British sports organisations which fail to meet tough new governance standards will find it harder to get Government funding from next year.
The 64-page Code for Sports Governance will apply to any organisation which wants a slice of the £450m-plus invested annually by Sport England and UK Sport, the agencies which allocate funding for grassroots and elite sport respectively.
The code, which was first mooted last December, sets out rules for accountability and leadership, with a gender diversity target for boards of at least 30 per cent.
Sports minister Tracey Crouch said: “It is vital our domestic sports bodies uphold the very highest standards of governance and lead the world in this area.
“We want to ensure they operate efficiently and successfully while being transparent and representative of society.
“We have been clear that we will expect them to adhere to the new code for sports governance if they are to receive public funding in the future.”

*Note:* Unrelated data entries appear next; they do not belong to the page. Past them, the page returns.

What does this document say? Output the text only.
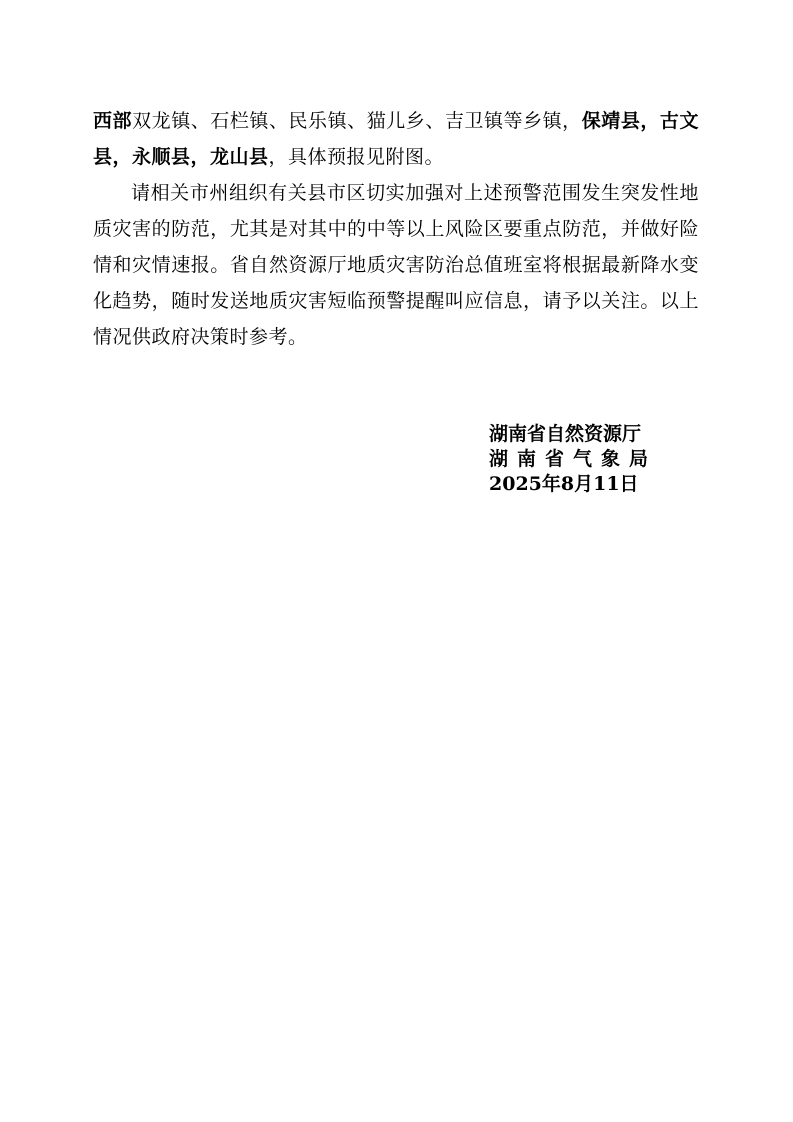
西部双龙镇、石栏镇、民乐镇、猫儿乡、吉卫镇等乡镇，保靖县，古文县，永顺县，龙山县，具体预报见附图。

请相关市州组织有关县市区切实加强对上述预警范围发生突发性地质灾害的防范，尤其是对其中的中等以上风险区要重点防范，并做好险情和灾情速报。省自然资源厅地质灾害防治总值班室将根据最新降水变化趋势，随时发送地质灾害短临预警提醒叫应信息，请予以关注。以上情况供政府决策时参考。

湖南省自然资源厅
湖南省气象局
2025年8月11日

Crouch singled out the Football Association in July when she warned the governing body it could lose more than £30m of funding if it failed to reform.
The FA’s 12-strong board complies with much of the code but only has one female director, Heather Rabbatts, while the FA’s council has long been a source of government frustration.
Supposed to operate as football’s parliament, the council is dominated by representatives from the county FAs and other historic stakeholders, such as the armed forces and Oxbridge, with the vast majority of its members being male and white.
But the FA is far from alone in having work to do by April if it is to continue to receive public money.
Of the major governing bodies, only British Athletics currently meets the gender diversity target, while directors from the black, Asian and minority ethnic communities are conspicuous by their absence, as are directors with disabilities.
Sally Hancock, the chair of the Women In Sport campaign group, said her organisation was “pleased to see” the Government formally adopting the 30 per cent target and welcomed it as “a significant step towards improving and sustaining standards for gender balance in the sector”.
The code is based on five “basic principles of good governance” – structure, people, communication, standards and conduct, and policies and processes – and is divided into three tiers which relate to the size of the organisation and the amount of funding it wants.
Large organisations that want grants of more than £1m for ongoing projects will be expected to meet more requirements, while smaller bodies looking for less than £250,000 on a one-off basis will have fewer hurdles to get over.